Part of my discomfort with today has to do with looking back. We don't see the true horror of the cross as a cruel human tool. The cross in human hands, our hands, is an abomination. Only through God's redeeming love can it show love. We need to look back in honesty. The story of the cross is the story of redemption being possible for the most evil of things. We loose a great deal if we let the true depth of that evil slide out of the picture. For we are no different than the crowds who called for Jesus to be nailed to the cross... no different than the public servants who dutifully executed the task.

The other part of my discomfort has to do with looking forward. Jesus calls us to take up our cross and follow. But I have the sense that, starting perhaps with Emperor Constantine and continuing to my own life, too often we take up the cross and lead rather than following. Hymns like “Lift High the Cross”, which I happen to love, enhance this danger. They make us feel very good about raising up the cross, and along with that comfortable, good feeling, comes the temptation to carry the cross in directions that feel good and comfortable... But Jesus does not lead us in feel-good, comfortable ways.
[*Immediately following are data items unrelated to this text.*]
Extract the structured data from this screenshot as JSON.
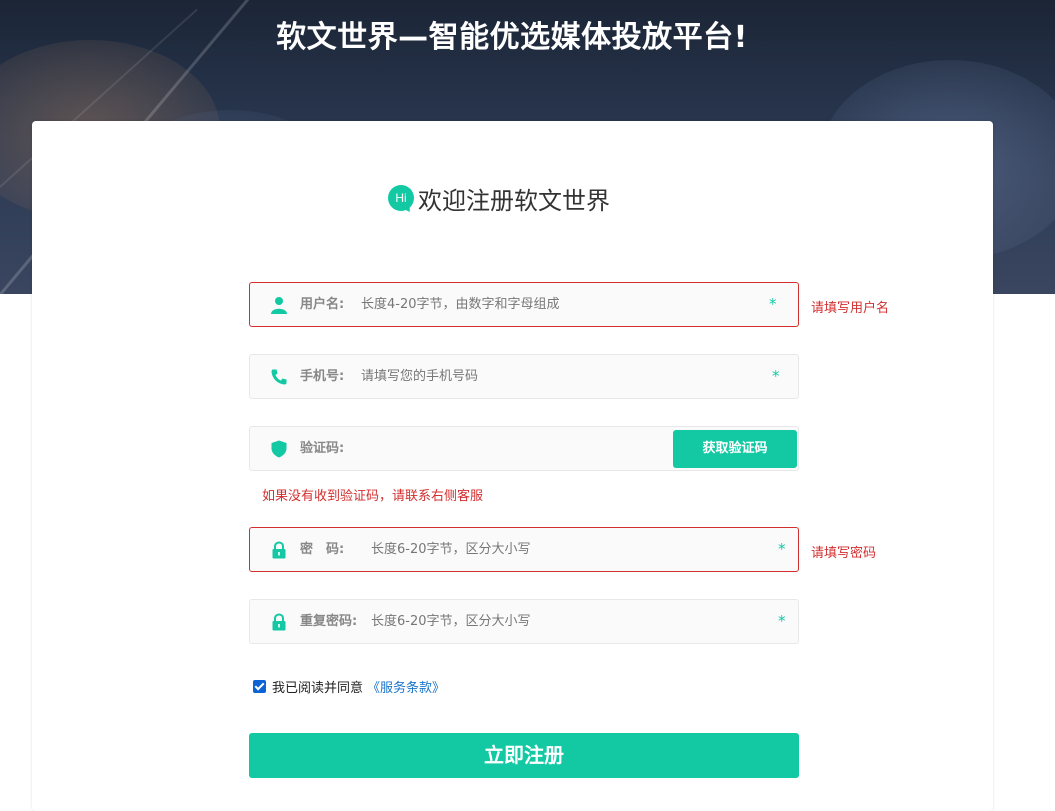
{
  "hero": {
    "title": "软文世界—智能优选媒体投放平台!"
  },
  "welcome": {
    "badge": "Hi",
    "text": "欢迎注册软文世界"
  },
  "fields": {
    "username": {
      "label": "用户名:",
      "placeholder": "长度4-20字节，由数字和字母组成",
      "required_mark": "*",
      "error": "请填写用户名",
      "icon": "user-icon"
    },
    "phone": {
      "label": "手机号:",
      "placeholder": "请填写您的手机号码",
      "required_mark": "*",
      "icon": "phone-icon"
    },
    "code": {
      "label": "验证码:",
      "placeholder": "",
      "button": "获取验证码",
      "hint": "如果没有收到验证码，请联系右侧客服",
      "icon": "shield-icon"
    },
    "password": {
      "label": "密　码:",
      "placeholder": "长度6-20字节，区分大小写",
      "required_mark": "*",
      "error": "请填写密码",
      "icon": "lock-icon"
    },
    "confirm": {
      "label": "重复密码:",
      "placeholder": "长度6-20字节，区分大小写",
      "required_mark": "*",
      "icon": "lock-icon"
    }
  },
  "agreement": {
    "text": "我已阅读并同意",
    "link": "《服务条款》",
    "checked": true
  },
  "submit": {
    "label": "立即注册"
  },
  "colors": {
    "accent": "#12c9a4",
    "error": "#d32f2f",
    "link": "#1a73c9"
  }
}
It is very easy, as humans, to beguile ourselves into thinking the cross is leading us exactly where we wanted to go in the first place... It is quite convenient. It is quite sinful.

When members of the Ku Klux Klan, in our fairly recent history, burned crosses as a weapon of racial hatred and terror, they were following their own desires. They were not following the Cross of Jesus. Anders Breivic, the mass killer in Norway, who claims to be some sort of Christian, was surely following his own heart, not the Cross. From this point in history we can look at the Crusades and say that, how ever well intentioned, however faithful those who who went, they were not following the Cross of Jesus. In our Anglican tradition, the reformers who brutally killed their opponents (and that includes all sides) were not following the Cross.
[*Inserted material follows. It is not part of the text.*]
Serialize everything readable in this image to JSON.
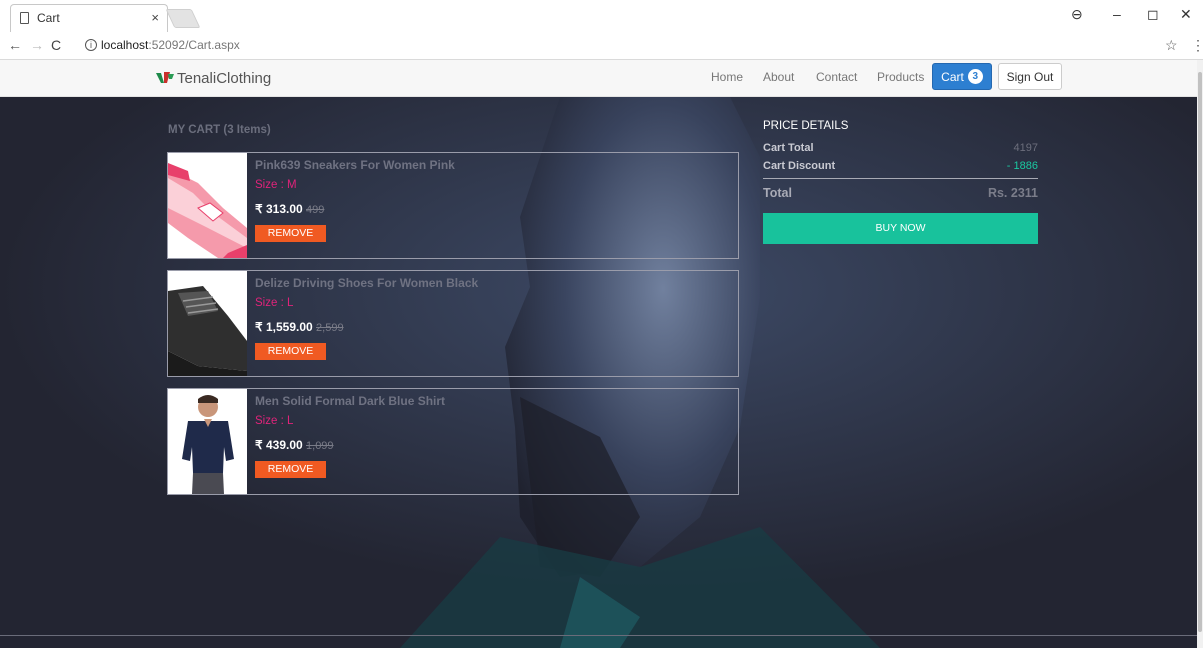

We could develop a never ending list of times when we, human beings, Christians, have taken up our cross and gone exactly where we wanted to go, not following Jesus, but following our own hearts. But the only list that is important for me is the list of when I have forced the cross to take me where I want to go rather than where Jesus leads.

That is half the story. It must be faced. We dishonor this day if we do not bring to mind our failures and our frailty, if we do not confess and humbly repent.

The other half of the story is the endless list of times when people did take up their cross and follow... often at great personal cost... even to the point of death. Martin Luther King springs to mind. And Dietrich Bonhȍffer. Oskar Schindler and Oscar Romero. Constance and her companions. Hundreds of rescue workers on September 11th. Various Holy Cross brothers and countless Franciscans and Benedictines. Some acts were heroic. Others were tiny, hardly-noticed, faithful acts.

We could develop a list that never ends when we, human beings, Christians, have taken up our cross and faithfully followed without regard to cost or comfort. And in honest humility I have to be prepared to make my own list of when I have been a faithful follower. Not to do so dishonors the day.

The power of the cross is this: that something so loathsome and so detestable can be transformed by God into something so wonderful. It is death and resurrection.

That is the transformation that we need, that I need in my heart – that I can die to this world and be resurrected to God's Kingdom – not as some far off, fantastic, future thing, but here and now. Through God it is possible.

Let us walk in the light of Jesus, taking up our crosses and having the humility to follow.